The lead up to halloween was just as exciting. We’d make halloween biscuits or concoct some unruly potions whilst our mothers ‘enjoyed’ making our costumes. Icing and decorating the biscuits was the best bit, even though I didn’t like the taste of icing. Despite a severe case of sweet tooth, I never liked that part of a cake. I actually felt insulted by fondant icing, and although I went with it, was even hostile towards butter cream. I’m much the same now. I ice my cakes with creamy frosting like cashew or coconut cream, as opposed to sickeningly sweet icing. I love experimenting with natural colourings too, using an easy coconut base and simply adding vibrant superfood powders. The recipe below is a sweeter icing recipe compared to nut based alternatives like cashew cream. The creamed coconut is a brilliant consistency to work with, and sets perfectly in the fridge. Mixed with a little liquid, like nut milk, or blended smoothly with cashews, it will become slightly softer which is ideal for cakes, but for biscuits, it is best left as it is. Coconut is an incredibly source of vitamins, minerals and antioxidants, so not only is this recipe completely natural, sugar free and made without artificial colours or flavours, it is incredibly nutritious too.
100g Coconut Oil
35g Coconut Palm Sugar
1 Tabelspoon Raw Organic Honey
100g Buckwheat Flour
2 Tablespoons Almond or Cashew Butter, or Smooth Tahini
1 Bar Creamed Coconut
1 Teaspoon Natural Sweetener, optional
Charcoal Powder or Capsules
Sweet Orange or Freeze Dried Mango Powder
Beetroot Powder or Fresh Beetroot (to stain)
Vanilla Extract or Seeds
Lemon Juice or Zest
Preheat the oven to 190c.
Beat the coconut oil, sugar and honey together in a bowl until fluffy. Then stir in the flour and the nut butter and form into a bowl. If the mixture is too wet, add more flour. Flour a surface and roll out the dough so it is no higher than 1cm. Use cookie cutters or a knife if you are free styling, and make your desired biscuit shapes. Arrange them onto a baking tray, either greased or lined with baking paper, and place in the oven for 12-18 minutes.

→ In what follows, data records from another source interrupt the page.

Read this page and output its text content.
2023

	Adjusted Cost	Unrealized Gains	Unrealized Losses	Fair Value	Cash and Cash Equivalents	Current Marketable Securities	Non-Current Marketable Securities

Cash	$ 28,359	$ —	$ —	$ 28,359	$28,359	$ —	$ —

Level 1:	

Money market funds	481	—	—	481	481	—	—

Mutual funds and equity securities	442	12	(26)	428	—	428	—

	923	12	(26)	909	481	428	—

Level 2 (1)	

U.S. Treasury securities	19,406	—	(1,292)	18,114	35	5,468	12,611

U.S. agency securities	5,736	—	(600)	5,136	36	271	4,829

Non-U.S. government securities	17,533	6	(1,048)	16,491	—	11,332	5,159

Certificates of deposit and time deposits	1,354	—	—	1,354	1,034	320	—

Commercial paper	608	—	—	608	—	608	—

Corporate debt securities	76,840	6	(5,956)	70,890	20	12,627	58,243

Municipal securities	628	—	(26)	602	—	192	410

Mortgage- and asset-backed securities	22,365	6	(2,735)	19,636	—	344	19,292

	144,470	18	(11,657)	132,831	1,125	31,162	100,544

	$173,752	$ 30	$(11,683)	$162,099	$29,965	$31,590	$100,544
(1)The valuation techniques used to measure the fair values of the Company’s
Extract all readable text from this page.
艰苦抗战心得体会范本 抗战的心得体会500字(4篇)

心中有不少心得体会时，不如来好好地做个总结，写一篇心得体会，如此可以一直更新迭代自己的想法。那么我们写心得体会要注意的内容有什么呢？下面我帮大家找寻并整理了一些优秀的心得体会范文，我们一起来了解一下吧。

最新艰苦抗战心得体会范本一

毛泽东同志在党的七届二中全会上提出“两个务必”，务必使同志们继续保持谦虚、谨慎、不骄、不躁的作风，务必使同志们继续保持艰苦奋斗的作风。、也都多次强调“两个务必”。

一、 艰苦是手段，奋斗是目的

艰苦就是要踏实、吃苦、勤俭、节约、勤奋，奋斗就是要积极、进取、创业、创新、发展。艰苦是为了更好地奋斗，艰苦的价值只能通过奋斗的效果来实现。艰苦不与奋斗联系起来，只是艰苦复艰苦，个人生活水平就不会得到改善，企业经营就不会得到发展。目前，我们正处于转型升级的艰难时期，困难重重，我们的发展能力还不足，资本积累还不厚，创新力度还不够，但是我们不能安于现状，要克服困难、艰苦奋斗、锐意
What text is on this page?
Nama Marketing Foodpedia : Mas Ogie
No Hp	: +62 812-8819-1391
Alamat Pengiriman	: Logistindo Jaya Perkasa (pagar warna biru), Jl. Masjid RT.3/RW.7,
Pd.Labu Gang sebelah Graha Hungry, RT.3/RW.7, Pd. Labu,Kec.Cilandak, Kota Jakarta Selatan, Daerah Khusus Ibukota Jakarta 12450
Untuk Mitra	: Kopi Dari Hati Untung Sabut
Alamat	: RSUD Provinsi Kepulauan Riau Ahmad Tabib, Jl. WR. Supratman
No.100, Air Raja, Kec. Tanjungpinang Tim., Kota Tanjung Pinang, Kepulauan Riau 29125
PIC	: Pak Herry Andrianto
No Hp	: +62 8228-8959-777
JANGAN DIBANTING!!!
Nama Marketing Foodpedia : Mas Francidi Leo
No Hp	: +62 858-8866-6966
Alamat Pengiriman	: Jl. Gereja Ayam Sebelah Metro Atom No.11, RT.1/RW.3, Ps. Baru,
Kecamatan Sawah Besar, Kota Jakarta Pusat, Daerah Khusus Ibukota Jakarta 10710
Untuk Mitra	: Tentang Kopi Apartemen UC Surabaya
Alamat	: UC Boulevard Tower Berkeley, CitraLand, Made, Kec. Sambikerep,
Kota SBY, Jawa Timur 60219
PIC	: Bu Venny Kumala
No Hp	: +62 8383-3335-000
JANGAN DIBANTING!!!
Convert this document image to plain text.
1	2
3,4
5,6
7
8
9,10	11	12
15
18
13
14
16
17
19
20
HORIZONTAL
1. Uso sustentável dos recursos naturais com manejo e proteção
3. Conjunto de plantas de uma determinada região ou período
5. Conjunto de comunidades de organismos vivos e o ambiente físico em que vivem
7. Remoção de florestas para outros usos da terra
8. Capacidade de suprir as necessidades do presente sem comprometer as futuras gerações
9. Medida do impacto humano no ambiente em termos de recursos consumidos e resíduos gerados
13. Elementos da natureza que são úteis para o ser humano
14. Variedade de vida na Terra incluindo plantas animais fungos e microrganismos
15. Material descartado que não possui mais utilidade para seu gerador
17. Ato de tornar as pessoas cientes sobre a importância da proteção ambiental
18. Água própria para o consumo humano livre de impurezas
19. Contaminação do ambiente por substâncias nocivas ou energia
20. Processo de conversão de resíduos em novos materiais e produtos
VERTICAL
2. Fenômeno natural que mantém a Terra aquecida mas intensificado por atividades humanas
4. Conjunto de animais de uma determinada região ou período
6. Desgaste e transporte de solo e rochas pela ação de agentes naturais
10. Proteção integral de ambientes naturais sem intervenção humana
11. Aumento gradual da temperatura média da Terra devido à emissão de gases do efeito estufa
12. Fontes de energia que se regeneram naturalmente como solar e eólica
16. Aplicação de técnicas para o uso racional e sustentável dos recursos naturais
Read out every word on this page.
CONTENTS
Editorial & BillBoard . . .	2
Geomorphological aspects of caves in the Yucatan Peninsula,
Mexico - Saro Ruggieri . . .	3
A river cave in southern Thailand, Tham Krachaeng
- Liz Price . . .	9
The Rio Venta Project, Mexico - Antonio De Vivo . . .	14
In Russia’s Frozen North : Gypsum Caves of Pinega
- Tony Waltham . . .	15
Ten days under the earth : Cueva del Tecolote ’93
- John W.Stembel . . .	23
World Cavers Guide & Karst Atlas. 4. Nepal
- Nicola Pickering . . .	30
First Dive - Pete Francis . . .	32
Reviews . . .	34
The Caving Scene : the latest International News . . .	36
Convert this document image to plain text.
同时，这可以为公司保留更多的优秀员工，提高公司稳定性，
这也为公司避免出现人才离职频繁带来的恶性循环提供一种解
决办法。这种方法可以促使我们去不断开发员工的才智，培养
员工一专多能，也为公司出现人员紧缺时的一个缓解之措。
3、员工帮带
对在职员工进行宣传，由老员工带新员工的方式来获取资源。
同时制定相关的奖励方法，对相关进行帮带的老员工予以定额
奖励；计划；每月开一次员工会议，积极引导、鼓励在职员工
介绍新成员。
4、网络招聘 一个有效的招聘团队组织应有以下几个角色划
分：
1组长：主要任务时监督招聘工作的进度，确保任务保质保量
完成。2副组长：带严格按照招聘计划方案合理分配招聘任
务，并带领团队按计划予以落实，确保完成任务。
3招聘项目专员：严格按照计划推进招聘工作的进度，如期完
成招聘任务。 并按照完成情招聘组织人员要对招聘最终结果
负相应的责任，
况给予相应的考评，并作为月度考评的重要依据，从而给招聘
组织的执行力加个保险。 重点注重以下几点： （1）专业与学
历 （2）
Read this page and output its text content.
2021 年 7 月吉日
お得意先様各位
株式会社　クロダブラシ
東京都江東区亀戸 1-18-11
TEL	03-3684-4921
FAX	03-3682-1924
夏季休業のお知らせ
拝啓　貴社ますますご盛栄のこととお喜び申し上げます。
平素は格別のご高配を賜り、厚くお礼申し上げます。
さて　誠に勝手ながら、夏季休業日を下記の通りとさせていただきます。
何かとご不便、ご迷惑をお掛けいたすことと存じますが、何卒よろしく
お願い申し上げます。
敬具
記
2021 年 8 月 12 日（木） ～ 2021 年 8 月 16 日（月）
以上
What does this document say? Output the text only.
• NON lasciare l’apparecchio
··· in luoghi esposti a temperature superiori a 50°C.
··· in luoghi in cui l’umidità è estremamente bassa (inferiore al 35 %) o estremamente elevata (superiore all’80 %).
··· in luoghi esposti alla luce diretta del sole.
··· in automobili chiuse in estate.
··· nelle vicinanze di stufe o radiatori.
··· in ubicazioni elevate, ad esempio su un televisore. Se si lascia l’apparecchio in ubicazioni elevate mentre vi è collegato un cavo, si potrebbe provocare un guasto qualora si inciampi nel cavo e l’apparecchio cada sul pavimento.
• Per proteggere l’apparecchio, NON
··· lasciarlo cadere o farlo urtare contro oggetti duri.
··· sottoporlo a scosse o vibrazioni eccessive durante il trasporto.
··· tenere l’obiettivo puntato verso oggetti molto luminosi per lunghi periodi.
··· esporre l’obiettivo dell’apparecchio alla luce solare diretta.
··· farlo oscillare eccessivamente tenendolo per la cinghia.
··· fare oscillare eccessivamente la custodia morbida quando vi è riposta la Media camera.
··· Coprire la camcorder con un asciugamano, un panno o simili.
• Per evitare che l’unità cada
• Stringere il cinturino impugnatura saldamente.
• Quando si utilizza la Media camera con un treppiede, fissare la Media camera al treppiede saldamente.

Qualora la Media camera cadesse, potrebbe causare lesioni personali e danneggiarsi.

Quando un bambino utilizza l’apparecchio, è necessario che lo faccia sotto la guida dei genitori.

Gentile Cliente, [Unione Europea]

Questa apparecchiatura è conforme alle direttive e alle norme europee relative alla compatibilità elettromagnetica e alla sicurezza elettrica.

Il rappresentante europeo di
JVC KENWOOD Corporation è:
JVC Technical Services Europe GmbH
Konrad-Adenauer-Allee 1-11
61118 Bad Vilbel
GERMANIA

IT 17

Meanwhile, make the icing. Fill a small bowl with boiling hot water and sit the bar of creamed coconut inside. (Make sure not to cut the plastic at this stage). Leave for a few minutes, and when the water is cool enough, start to massage the creamed coconut to encourage the mixture to melt. When it is soft, remove from the water, cut the plastic it is in and pour into a medium bowl. Add your colourings/flavourings of choice (charcoal for bats, turmeric for pumpkins, beetroot for some blood) and mix with a spoon or spatula until the coconut is vibrantly coloured.
Remove the biscuits from the oven when they are beginning to brown. (They will be browner than normal biscuits due to the buckwheat flour). Let them cool for about 10-20 minutes before icing them. Once they are iced, set in the fridge for 1 hour until ready to serve.